Israeli novelist Yehoshua (The Liberated Bride, 2003, etc.) explores our obligations to the dead in an emotionally powerful novel. The central event-the death of a young woman-happens before the story opens, but informs all of what will come for the main character, an unnamed human-resources manager. Yulia Ragayev, a cleaning woman for a bakery in Jerusalem, is killed in a suicide bombing, and when no one claims her body, a fiery newspaper reporter denounces the woman's employer. Unwilling to be cast as a heartless businessman, the bakery's kindly owner gives the company's HR guy the task of finding Yulia's family. After a moving tour of the places where Yulia's marginal life unfolded, the man, heart-stricken that this beautiful woman was, in fact, a lonely illegal immigrant, begins to feel a connection with her.

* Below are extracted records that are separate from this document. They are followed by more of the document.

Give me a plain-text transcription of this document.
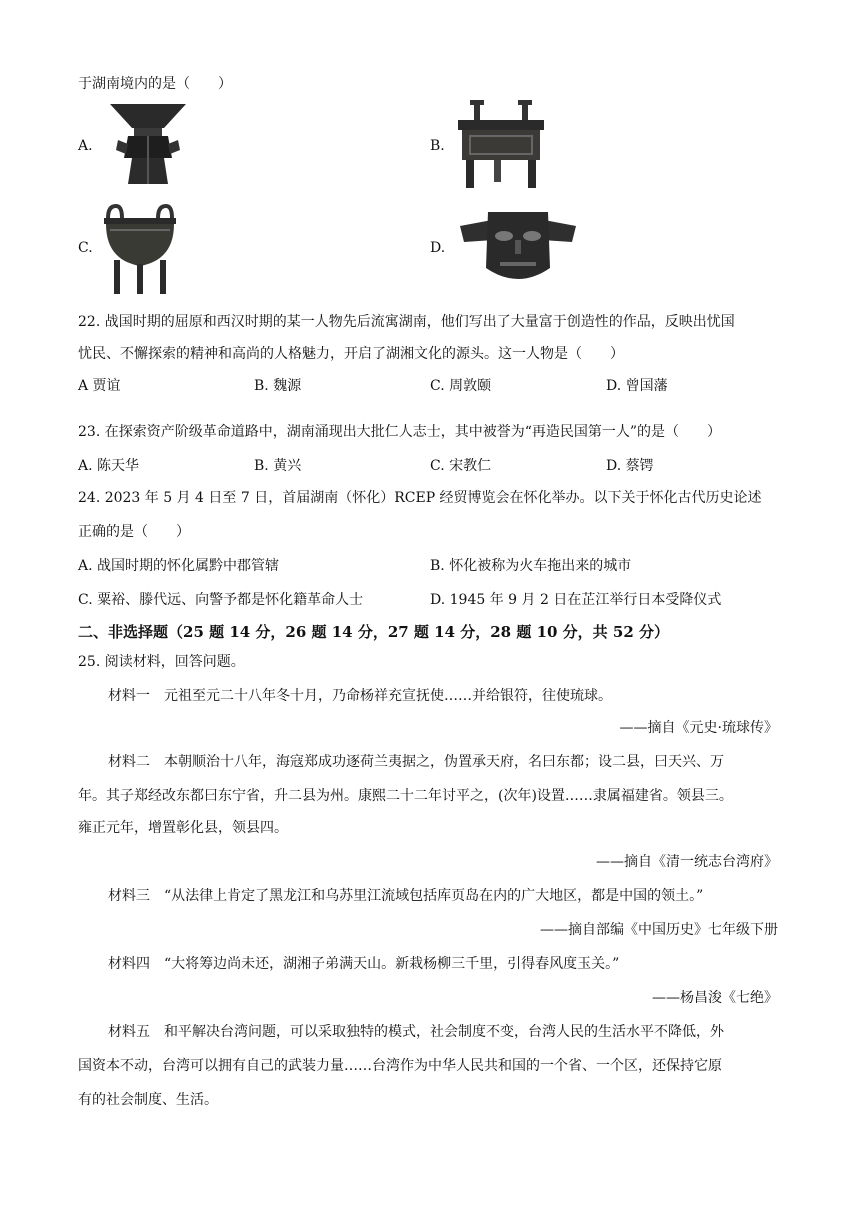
于湖南境内的是（　　）
A.	B.
C.	D.
22. 战国时期的屈原和西汉时期的某一人物先后流寓湖南，他们写出了大量富于创造性的作品，反映出忧国
忧民、不懈探索的精神和高尚的人格魅力，开启了湖湘文化的源头。这一人物是（　　）
A 贾谊	B. 魏源	C. 周敦颐	D. 曾国藩
23. 在探索资产阶级革命道路中，湖南涌现出大批仁人志士，其中被誉为“再造民国第一人”的是（　　）
A. 陈天华	B. 黄兴	C. 宋教仁	D. 蔡锷
24. 2023 年 5 月 4 日至 7 日，首届湖南（怀化）RCEP 经贸博览会在怀化举办。以下关于怀化古代历史论述
正确的是（　　）
A. 战国时期的怀化属黔中郡管辖	B. 怀化被称为火车拖出来的城市
C. 粟裕、滕代远、向警予都是怀化籍革命人士	D. 1945 年 9 月 2 日在芷江举行日本受降仪式
二、非选择题（25 题 14 分，26 题 14 分，27 题 14 分，28 题 10 分，共 52 分）
25. 阅读材料，回答问题。
材料一　元祖至元二十八年冬十月，乃命杨祥充宣抚使……并给银符，往使琉球。
——摘自《元史·琉球传》
材料二　本朝顺治十八年，海寇郑成功逐荷兰夷据之，伪置承天府，名曰东都；设二县，曰天兴、万
年。其子郑经改东都曰东宁省，升二县为州。康熙二十二年讨平之，(次年)设置……隶属福建省。领县三。
雍正元年，增置彰化县，领县四。
——摘自《清一统志台湾府》
材料三　“从法律上肯定了黑龙江和乌苏里江流域包括库页岛在内的广大地区，都是中国的领土。”
——摘自部编《中国历史》七年级下册
材料四　“大将筹边尚未还，湖湘子弟满天山。新栽杨柳三千里，引得春风度玉关。”
——杨昌浚《七绝》
材料五　和平解决台湾问题，可以采取独特的模式，社会制度不变，台湾人民的生活水平不降低，外
国资本不动，台湾可以拥有自己的武装力量……台湾作为中华人民共和国的一个省、一个区，还保持它原
有的社会制度、生活。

Accompanied by the opportunistic reporter, he brings Yulia's body to the impoverished Eastern European country she left in search of a better life. The journey is curiously liberating for the man, who-divorced, estranged from his own daughter, careless about making human connections-sees in Yulia a wasted life with redemptive possibilities. The story ends with an unexpected plot twist that dovetails perfectly with Yehoshua's subtle ruminations on what constitutes family and home. The narrative strategy of naming the dead woman while referring to everyone else by their job titles is, like the emotional restraint of Yehoshua's writing, characteristic of his political bluntness and more subdued hopefulness. A moving, unsentimental reckoning with death and renewal.